The second component relates to my own attachment to the history of nursing and recognising that providing students with these concepts at this point in their learning is probably not always appropriate. This is not to say that I am devaluing the work I have been doing or that I don’t think nurses don’t need to know and understand their past to be able to make sense of the career in which they are entering. Clearly I strongly believe nursing’s rejection of its own history has been problematic. However, this may not be where many of the students are at. When I reflect upon those students who have reaped the most benefit from the course, it is RNs who are doing the post-reg degree. These are the ones who have experienced the culture and disconnect within nursing and for whom understanding the history helps them join the dots. Younger, inexperienced students often don’t get it and see the course instead as an academic exercise – some enjoy it as such, others do not but learn to appreciate why it is necessary to have this understanding.

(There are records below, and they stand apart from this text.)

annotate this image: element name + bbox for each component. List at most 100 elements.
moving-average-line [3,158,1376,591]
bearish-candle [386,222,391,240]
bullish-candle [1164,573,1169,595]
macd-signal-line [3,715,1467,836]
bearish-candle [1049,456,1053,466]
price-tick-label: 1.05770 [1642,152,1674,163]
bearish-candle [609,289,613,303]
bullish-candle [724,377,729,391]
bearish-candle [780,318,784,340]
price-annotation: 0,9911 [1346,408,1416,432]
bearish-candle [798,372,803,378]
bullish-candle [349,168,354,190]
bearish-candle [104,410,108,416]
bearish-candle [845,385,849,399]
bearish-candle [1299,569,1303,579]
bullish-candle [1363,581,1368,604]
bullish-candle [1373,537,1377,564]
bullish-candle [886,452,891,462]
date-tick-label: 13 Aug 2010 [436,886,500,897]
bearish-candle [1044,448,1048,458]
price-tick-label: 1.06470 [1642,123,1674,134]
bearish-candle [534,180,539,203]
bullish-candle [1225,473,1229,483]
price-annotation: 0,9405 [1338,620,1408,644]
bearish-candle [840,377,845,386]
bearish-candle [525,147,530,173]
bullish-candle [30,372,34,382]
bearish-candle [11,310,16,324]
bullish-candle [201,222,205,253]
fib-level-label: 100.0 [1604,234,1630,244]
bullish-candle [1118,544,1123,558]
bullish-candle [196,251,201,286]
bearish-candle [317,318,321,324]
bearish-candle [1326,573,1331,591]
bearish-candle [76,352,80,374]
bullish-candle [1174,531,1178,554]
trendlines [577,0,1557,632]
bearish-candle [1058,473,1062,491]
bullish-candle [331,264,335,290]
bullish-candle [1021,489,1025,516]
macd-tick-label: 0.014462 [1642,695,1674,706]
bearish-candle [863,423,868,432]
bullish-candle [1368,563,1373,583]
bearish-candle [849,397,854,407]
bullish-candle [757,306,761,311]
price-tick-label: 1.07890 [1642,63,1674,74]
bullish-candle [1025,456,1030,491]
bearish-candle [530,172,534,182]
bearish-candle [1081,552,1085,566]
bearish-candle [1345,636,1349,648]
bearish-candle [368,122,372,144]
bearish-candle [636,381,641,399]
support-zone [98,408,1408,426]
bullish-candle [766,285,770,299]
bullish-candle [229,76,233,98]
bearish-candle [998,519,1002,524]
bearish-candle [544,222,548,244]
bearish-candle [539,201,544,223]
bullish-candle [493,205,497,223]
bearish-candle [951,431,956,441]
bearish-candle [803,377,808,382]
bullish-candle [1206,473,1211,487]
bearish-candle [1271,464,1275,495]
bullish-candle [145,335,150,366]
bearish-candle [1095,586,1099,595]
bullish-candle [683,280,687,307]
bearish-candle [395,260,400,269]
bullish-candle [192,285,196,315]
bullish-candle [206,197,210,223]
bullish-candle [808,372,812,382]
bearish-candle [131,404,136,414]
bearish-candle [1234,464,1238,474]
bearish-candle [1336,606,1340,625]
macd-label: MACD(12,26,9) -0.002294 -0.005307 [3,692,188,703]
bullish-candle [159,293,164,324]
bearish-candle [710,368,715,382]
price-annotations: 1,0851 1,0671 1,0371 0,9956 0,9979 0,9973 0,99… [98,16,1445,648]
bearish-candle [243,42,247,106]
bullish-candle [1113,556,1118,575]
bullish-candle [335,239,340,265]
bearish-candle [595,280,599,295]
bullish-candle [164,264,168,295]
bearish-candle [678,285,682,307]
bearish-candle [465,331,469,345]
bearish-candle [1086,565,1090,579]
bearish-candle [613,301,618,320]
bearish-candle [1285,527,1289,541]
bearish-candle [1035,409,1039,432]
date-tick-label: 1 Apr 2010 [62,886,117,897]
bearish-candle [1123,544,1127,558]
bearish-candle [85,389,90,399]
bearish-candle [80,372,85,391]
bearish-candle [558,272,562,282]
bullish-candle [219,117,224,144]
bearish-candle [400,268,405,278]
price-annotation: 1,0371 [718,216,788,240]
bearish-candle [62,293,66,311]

My challenge therefore is how to engage those students who question their own intelligence and ‘right’ to be at university so they may come to examine their own assumptions about themselves; to engage those students in the relevance of history for their future career aspirations; and to challenge those students who are wanting to engage and learn the subject area – all at the same time across a class of over 400. This is why teaching this class has to be done online so I can offer a variety of avenues at once. I feel like I’m back to teaching the three levels within the same aerobic class – or at least found a way that I can manage this better. That hasn’t provided me with all the solutions or strategies to deal with this, but I think I’m on the right path and it is a path that I can apply to both the nursing students and the health promotion students, although the latter are a much smaller class and I suspect that provided my workload doesn’t blow out as it has over the past couple of years, I may be able to implement some more personal strategies in this class. The bigger class, however, reinforces for me the importance of directing my energies towards building a sense of community because I cannot develop a personal relationship with so many students. I think herein lies the key – I don’t have to, but by encouraging students to support each other, I may be able to address all challenges.

Hmmm, I think I’ve got a better understanding of the problem, still a little short on solutions.

Reference

Cohen, L 1997, ‘I ain’t so smart and you ain’t so dumb: personal reassessment in transformative learning’, in Cranton, P (ed), Transformative Learning in Action: insights from practice, Jossey-Bass Publishers, San Francisco, pp. 61-68.